II - Fases Históricas da Intervenção Estatal para Diminuição das Externalidades Negativas

            O Estado, por meio de instrumentos jurídicos e econômicos, busca diminuir as externalidades negativas, redirecionando os efeitos para os agentes causadores. Tal fenômeno é conhecido como o processo de internalizar as externalidades. Consideram-se três fases históricas [CANEPA, 2000] por quais passou a interferência estatal na busca de reduzir as externalidades causadas pelo uso dos recursos hídricos.

            Primeira fase. Anterior a 2ª Guerra Mundial. A forma preponderante de atuação do Estado foi a intervenção específica nas questões dos recursos hídricos, que por sinal foram as primeiras questões ambientais normatizadas. Tal intervenção era efetuada por meio das disputas nos tribunais, onde as vítimas diretas das externalidades buscavam a o ressarcimento de seus danos. Observe-se que a legislação de tal época referente ao meio ambiente é de caráter fortemente privatista e individualista, muito arraigada aos princípios dos direitos de primeira geração (direitos individuais e políticos públicos).

            Segunda fase. Ao verificar a incapacidade do simples sistema individualizado de ajuste ambiental, o Estado exerceu um controle mais efetivo do meio ambiente, que recebeu o nome de Política de Mandato-e-Controle, assumindo características bem definidas: i) a imposição, pela autoridade ambiental de padrões de emissão incidentes sobre a produção final (ou sobre o nível de utilização de um insumo básico) do agente poluidor; ii) a determinação da melhor tecnologia disponível para abatimento da poluição e cumprimento do padrão de emissão. Está clara a política de intervencionismo direto do Estado, muito característico do projeto do Well Fare State, ou implementação dos direitos sociais de segunda geração.

            Terceira fase. Hoje em estágio de implementação, adotando um sistema misto de intervenção e participação dos particulares. Em que a imposição nem sempre é acompanhada de uma punição, busca-se por meios econômicos a implementação de uma Política Ambiental cujo conteúdo permita a inserção da restrição a ser imposta. Sem qualquer restrição absoluta à atividade econômica, mas sim uma negociação, influenciando diretamente os custos de produção. Ou também, a adoção de padrões de qualidade em complementação aos, antes adotados, padrões de emissão, bem como a utilização de outros instrumentos econômicos (exemplo tributos, subvenções e cessões de direitos), procuram induzir condutas menos agressivas ao meio ambiente.
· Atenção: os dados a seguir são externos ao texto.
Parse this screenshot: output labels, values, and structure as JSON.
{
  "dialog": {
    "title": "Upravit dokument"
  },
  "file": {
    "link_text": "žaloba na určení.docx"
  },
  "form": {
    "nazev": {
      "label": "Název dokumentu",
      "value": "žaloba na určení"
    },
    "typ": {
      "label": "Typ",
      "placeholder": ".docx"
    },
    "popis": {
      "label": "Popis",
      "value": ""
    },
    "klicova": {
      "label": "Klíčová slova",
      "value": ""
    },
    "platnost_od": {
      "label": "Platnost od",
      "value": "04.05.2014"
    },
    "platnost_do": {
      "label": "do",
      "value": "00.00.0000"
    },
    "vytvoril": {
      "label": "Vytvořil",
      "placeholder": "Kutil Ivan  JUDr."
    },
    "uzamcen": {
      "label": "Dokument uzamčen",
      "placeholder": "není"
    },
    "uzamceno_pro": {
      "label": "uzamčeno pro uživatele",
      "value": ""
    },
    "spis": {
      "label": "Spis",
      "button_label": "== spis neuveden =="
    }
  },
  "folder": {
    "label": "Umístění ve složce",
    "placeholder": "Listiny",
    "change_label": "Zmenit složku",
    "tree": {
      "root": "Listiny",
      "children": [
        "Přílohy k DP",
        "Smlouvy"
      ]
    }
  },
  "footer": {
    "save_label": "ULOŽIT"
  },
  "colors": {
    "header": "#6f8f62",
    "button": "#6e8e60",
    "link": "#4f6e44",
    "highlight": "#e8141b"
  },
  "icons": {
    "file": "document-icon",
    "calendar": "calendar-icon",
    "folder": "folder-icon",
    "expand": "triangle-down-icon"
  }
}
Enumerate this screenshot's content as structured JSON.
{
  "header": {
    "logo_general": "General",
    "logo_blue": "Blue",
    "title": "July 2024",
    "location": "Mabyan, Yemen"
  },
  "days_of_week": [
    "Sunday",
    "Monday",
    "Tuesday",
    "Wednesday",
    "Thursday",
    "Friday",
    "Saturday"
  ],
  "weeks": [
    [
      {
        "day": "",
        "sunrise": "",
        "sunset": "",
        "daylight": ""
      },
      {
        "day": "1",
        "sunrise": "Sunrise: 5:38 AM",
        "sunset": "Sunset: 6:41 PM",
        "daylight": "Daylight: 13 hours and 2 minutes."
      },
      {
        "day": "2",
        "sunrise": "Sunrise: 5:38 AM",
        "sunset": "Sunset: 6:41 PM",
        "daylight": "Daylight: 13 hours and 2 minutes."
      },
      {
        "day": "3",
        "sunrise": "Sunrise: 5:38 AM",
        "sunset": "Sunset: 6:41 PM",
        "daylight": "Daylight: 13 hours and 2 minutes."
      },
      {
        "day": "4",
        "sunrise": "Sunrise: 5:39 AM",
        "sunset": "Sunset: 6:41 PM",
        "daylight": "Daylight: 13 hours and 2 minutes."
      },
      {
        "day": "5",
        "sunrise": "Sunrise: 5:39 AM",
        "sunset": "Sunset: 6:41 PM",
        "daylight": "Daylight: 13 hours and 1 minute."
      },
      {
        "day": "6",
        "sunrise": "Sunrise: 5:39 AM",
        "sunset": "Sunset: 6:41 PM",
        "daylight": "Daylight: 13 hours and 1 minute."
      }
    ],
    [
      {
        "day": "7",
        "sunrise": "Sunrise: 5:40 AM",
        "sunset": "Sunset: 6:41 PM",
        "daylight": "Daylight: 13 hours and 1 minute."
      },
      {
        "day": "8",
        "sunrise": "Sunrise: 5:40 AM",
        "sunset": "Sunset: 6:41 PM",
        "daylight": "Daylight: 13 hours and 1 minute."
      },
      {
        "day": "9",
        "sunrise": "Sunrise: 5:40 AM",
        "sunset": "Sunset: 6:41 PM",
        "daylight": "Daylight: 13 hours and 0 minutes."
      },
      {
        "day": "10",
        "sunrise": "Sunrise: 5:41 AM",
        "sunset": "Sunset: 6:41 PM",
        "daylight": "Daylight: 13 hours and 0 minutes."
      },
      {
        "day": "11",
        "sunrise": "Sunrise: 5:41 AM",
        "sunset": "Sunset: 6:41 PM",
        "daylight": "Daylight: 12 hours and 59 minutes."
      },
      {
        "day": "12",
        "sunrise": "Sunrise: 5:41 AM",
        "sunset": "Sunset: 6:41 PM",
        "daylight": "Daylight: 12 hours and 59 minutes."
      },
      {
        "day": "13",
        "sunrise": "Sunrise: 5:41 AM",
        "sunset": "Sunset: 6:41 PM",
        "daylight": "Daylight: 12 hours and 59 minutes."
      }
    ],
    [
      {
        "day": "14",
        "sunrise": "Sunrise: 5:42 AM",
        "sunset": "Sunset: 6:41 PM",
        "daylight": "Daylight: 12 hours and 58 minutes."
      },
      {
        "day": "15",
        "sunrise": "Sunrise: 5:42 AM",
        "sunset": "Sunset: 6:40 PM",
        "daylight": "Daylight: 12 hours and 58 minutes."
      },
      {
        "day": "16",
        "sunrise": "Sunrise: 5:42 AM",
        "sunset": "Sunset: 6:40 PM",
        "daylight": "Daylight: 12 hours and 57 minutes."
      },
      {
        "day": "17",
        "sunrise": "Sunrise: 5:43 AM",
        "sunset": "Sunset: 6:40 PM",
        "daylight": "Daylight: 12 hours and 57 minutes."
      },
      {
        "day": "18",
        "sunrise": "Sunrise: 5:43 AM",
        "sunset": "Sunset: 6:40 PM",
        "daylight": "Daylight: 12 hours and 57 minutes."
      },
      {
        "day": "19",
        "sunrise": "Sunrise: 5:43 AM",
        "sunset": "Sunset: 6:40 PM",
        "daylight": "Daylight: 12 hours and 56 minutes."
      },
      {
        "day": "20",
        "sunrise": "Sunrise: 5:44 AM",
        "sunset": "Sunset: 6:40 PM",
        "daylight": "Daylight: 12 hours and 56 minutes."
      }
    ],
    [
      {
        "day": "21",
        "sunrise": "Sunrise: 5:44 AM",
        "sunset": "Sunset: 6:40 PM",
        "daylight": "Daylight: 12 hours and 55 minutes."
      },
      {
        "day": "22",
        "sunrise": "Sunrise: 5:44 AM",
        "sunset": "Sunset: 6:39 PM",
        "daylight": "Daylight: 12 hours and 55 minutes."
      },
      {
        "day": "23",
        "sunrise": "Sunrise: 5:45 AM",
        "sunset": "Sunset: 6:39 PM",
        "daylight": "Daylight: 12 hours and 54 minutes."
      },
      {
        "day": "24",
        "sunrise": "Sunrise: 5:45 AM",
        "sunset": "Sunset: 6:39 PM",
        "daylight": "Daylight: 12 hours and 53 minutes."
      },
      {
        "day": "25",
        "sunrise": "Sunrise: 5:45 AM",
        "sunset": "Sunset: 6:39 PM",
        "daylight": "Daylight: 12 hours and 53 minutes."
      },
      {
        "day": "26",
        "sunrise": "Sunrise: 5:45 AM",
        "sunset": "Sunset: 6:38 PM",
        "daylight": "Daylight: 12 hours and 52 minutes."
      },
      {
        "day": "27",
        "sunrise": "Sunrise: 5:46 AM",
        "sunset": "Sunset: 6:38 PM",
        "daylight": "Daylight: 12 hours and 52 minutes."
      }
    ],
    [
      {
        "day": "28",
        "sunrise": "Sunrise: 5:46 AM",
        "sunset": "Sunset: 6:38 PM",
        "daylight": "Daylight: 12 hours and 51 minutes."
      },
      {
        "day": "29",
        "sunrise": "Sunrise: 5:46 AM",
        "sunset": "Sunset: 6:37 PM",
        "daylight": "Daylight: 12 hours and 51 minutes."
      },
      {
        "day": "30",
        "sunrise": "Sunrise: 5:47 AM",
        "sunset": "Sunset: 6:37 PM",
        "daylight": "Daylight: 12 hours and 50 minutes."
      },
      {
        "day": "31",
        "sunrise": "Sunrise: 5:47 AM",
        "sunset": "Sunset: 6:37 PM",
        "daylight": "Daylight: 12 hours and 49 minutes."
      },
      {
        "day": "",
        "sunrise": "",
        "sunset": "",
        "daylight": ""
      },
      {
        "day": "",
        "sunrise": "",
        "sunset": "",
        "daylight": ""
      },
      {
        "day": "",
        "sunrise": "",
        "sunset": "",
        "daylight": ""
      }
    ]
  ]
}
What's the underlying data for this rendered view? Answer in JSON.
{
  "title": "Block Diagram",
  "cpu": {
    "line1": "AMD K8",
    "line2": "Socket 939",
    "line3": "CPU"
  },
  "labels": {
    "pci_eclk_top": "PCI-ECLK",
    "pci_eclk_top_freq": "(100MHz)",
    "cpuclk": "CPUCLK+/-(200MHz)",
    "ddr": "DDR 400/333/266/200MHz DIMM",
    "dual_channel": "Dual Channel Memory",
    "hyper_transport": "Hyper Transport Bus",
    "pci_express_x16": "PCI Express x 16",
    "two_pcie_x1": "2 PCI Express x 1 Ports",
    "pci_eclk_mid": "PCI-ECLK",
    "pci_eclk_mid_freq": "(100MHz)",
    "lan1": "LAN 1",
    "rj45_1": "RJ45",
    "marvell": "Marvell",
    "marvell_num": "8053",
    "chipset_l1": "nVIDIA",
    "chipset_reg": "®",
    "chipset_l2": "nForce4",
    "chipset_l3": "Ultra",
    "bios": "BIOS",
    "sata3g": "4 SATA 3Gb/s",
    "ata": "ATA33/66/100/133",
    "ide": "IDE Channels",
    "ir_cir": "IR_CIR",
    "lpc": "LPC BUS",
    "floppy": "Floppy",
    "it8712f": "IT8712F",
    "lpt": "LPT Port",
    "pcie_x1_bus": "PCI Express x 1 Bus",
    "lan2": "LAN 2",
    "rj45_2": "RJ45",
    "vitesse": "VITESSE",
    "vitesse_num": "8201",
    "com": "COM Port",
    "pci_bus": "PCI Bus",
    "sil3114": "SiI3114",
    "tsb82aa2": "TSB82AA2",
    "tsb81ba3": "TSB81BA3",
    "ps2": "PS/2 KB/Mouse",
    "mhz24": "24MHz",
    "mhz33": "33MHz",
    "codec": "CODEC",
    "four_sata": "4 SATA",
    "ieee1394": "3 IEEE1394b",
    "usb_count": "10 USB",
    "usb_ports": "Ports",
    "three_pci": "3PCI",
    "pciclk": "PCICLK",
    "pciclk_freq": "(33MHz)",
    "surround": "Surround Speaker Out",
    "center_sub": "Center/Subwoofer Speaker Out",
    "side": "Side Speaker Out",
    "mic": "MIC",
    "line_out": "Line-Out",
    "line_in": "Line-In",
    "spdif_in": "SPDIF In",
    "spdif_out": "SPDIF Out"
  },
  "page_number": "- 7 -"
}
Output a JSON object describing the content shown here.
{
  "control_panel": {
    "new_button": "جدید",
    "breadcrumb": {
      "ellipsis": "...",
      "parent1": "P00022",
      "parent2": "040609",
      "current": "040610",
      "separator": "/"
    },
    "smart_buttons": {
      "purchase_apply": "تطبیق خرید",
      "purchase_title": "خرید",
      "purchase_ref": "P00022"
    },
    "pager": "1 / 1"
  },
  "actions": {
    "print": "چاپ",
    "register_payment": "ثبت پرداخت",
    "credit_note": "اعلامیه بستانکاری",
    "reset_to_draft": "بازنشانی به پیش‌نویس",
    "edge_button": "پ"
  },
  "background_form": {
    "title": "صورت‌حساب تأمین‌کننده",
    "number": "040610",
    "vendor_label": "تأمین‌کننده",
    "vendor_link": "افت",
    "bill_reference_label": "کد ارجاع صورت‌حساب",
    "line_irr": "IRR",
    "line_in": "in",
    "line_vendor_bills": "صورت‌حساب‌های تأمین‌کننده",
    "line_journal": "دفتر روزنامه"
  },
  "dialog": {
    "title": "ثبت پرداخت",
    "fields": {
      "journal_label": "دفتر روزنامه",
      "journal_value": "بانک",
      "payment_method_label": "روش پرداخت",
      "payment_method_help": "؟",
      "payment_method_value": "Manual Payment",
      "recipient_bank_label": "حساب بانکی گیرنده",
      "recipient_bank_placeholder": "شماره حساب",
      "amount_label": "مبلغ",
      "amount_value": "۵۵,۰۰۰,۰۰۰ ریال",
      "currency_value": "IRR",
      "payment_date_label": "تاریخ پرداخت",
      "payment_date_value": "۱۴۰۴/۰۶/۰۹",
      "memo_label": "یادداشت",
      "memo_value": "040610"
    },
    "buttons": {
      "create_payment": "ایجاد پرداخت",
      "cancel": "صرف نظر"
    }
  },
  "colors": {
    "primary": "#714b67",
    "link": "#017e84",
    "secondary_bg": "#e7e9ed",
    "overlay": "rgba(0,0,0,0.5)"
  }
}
III - Da Legislação Instituidora da Cobrança pelo Uso dos Recursos Hídricos e Sua Interpretação pelos Tribunais

            O foco de análise do estudo estará direcionado para o posto na última fase histórica exposta acima, pois foi nela que o Estado imbuído de novos conceitos econômico-jurídicos instituiu a Política Nacional e Estadual de Recursos Hídricos, instrumentalizando a gestão dos aqüíferos, criando a figura da outorga do direito de uso e a cobrança pelo uso dos recursos hídricos.

            Assim, a cobrança pelo uso dos recursos hídricos está definida nos seguintes artigos da Lei Federal 9.344/1994:

            DA COBRANÇA DO USO DE RECURSOS HÍDRICOS

            Art. 19. A cobrança pelo uso de recursos hídricos objetiva:

            I - reconhecer a água como bem econômico e dar ao usuário uma indicação de seu real valor;

            II - incentivar a racionalização do uso da água;

            III - obter recursos financeiros para o financiamento dos programas e intervenções contemplados nos planos de recursos hídricos.

            Art. 20. Serão cobrados os usos de recursos hídricos sujeitos a outorga, nos termos do art. 12 desta Lei.

            Parágrafo único. (VETADO)

            Art. 21. Na fixação dos valores a serem cobrados pelo uso dos recursos hídricos devem ser observados, dentre outros:

            I - nas derivações, captações e extrações de água, o volume retirado e seu regime de variação;

            II - nos lançamentos de esgotos e demais resíduos líquidos ou gasosos, o volume lançado e seu regime de variação e as características físico-químicas, biológicas e de toxidade do afluente.

            Art. 22. Os valores arrecadados com a cobrança pelo uso de recursos hídricos serão aplicados prioritariamente na bacia hidrográfica em que foram gerados e serão utilizados:

            I - no financiamento de estudos, programas, projetos e obras incluídos nos Planos de Recursos Hídricos;

            II - no pagamento de despesas de implantação e custeio administrativo dos órgãos e entidades integrantes do Sistema Nacional de Gerenciamento de Recursos Hídricos.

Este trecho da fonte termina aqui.